Neurosis obéit à une logique implacable. Sa logique. The Eye Of Every Storm, sa dernière offrande, ne me fera pas mentir. Cet album est celui auquel on pouvait s’attendre si on avait capté la démarche ascendante du groupe mise en branle dès Times Of Grace et confirmée par A Sun That Never Sets. Oui, cet album est d’une logique implacable dans la carrière des barbus mais Neurosis est bien plus fort et fin que ça, car The Eye Of Every Storm, malgré tous ses clins d’œil aux disques précédents et aux projets solos de Steve Von Till et Scott Kelly, parvient encore à surprendre son auditeur, et avec brio en plus.

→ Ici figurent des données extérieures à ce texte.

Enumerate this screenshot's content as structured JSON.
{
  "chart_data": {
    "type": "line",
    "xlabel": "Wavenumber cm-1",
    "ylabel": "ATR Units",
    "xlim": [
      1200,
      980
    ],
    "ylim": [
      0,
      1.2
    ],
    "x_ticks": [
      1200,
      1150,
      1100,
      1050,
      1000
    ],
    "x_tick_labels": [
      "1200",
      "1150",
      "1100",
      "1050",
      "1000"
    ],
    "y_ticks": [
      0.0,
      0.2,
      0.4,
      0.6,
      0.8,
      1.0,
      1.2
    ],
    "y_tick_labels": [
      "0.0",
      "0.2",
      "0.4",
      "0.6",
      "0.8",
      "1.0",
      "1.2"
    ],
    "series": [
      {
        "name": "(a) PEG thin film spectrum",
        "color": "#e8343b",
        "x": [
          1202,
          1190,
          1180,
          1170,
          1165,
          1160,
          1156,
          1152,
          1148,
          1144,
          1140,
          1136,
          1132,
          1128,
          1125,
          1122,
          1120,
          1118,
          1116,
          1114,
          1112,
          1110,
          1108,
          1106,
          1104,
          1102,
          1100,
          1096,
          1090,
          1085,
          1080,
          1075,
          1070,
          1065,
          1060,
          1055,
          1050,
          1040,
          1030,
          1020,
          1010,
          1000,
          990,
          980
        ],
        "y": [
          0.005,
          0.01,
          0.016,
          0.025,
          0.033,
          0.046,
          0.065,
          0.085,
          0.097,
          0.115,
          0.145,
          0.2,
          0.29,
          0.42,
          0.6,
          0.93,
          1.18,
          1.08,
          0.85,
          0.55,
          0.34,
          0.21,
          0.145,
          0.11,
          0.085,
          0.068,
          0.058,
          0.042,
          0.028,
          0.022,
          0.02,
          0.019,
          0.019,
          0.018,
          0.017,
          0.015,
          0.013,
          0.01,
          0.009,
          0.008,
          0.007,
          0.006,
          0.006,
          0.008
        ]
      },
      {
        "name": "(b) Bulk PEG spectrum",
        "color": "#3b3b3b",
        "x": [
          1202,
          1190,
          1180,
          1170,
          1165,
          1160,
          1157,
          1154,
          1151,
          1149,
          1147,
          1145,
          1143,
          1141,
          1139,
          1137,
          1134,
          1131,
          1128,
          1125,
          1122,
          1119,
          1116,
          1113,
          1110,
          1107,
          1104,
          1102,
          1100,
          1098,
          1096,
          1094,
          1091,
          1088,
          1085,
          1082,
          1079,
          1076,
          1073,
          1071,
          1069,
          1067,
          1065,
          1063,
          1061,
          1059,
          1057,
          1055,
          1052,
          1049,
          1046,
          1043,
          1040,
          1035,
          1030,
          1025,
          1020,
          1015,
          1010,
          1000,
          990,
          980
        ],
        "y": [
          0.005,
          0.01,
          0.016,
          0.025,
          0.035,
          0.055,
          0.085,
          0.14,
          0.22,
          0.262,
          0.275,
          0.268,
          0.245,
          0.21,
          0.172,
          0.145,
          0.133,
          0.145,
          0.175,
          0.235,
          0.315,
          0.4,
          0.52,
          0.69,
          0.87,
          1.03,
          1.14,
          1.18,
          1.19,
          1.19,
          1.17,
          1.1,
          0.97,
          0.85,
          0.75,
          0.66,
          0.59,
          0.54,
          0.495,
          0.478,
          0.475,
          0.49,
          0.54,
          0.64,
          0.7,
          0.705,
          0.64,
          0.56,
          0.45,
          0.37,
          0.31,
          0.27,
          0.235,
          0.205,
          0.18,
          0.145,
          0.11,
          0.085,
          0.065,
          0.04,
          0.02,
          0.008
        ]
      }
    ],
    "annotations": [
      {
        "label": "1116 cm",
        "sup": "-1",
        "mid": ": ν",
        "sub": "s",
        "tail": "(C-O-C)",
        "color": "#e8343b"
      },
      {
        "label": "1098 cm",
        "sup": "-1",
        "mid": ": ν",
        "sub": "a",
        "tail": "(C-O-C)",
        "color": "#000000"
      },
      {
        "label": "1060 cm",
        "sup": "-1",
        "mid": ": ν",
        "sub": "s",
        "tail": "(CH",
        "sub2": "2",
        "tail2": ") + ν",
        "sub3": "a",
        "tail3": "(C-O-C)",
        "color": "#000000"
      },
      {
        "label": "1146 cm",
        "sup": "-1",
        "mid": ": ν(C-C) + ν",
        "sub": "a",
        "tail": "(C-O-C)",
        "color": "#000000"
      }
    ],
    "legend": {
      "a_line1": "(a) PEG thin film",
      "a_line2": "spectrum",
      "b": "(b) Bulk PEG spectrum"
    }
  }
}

Ouverture de l’album, les Californiens dérogent à la tradition de l’intro instrumentale. Démarrage sur les chapeaux de roue avec un Burn très rock dans le son (toujours signé Steve Albini) et le tempo. On n’en est pas encore à danser le yéyé mais on se prend à taper du pied et hocher de la tête. Evidemment, du rock joué par Neurosis, ça reste… neurosien. A savoir que même si le morceau reste très entraînant, on retrouve cette mélancolie propre au groupe et surtout ce savoir-faire du riff de fin de bâtard, imparable, diablement efficace. Et puis les voix… plus chantées que criées. Les projets solos se font sentir. La rage d’antan n’est plus là mais l’énergie perdure.
La suite de l’album se fait beaucoup plus calme et plus lourde. Neurosis fait ici un énorme travail sur les ambiances. Les riffs sont épurés, le clavier prend de plus en plus de place, la batterie disparaît même pendant des passages entiers (The Eye Of Every Storm, Bridges). Et puis il y a ces quelques riffs de fin, d’une simplicité outrageante, mais d’une telle beauté comme sur No River To Take Me Home ou Bridges. A les écouter, on en serait presque à penser que Dieu existe (j’ai bien dit presque à penser, faut pas déconner non plus) tellement c’est beau. C’est le genre de riff qui justifie la touche retour rapide et une multiplication des écoutes.
Neurosis s’essaye aussi à quelques passages drone du meilleur effet (Bridges) sans pour autant plagier les ténors du genre. Ces passages drone sont les passages les plus sombres et les plus tendus de l’album. Et quand je dis sombre, c’est sombre. L’œil du cyclone est certes l’endroit le plus calme de la tempête mais les turbulences se font sentir tout autour. Oui, Neurosis s’est assagit, vieillit, c’est indéniable. Que ceux qui attendent un Enemy Of The Sun II rentrent chez eux. Mais n’oublions pas cependant d’où ils viennent, ou reviennent. Rappelez-vous toute la période antérieure à Times Of Grace. Vous comprendrez pourquoi on sent toujours cette tension sous-jacente dans leur musique, même si maintenant elle se fait très aérienne, à l’image de leur artwork, épuré au possible (la version vinyle chez Neurot est d’ailleurs très belle).
Oui, l’évolution de Neurosis paraît logique, sans aucun doute. Nul groupe n’aurait survécu aussi longtemps à tant de tensions et de ténèbres sans s’y perdre. Bien que cet album soit très controversé, c’est cette lucidité qui me plait dans ce groupe. Cette capacité à se renouveler sans cesse tout en gardant son style, ses racines, mais de manière subtile. Cet album est grand, cet album est beau et mérite à mon sens la note maximale, que ce soit pour le disque dans son unité ou pour sa place dans une discographie quasi parfaite. Maintenant, on peut se demander quelle sera la prochaine sphère visitée par les 6 de San Francisco. En attendant, merci messieurs, 1000 fois merci.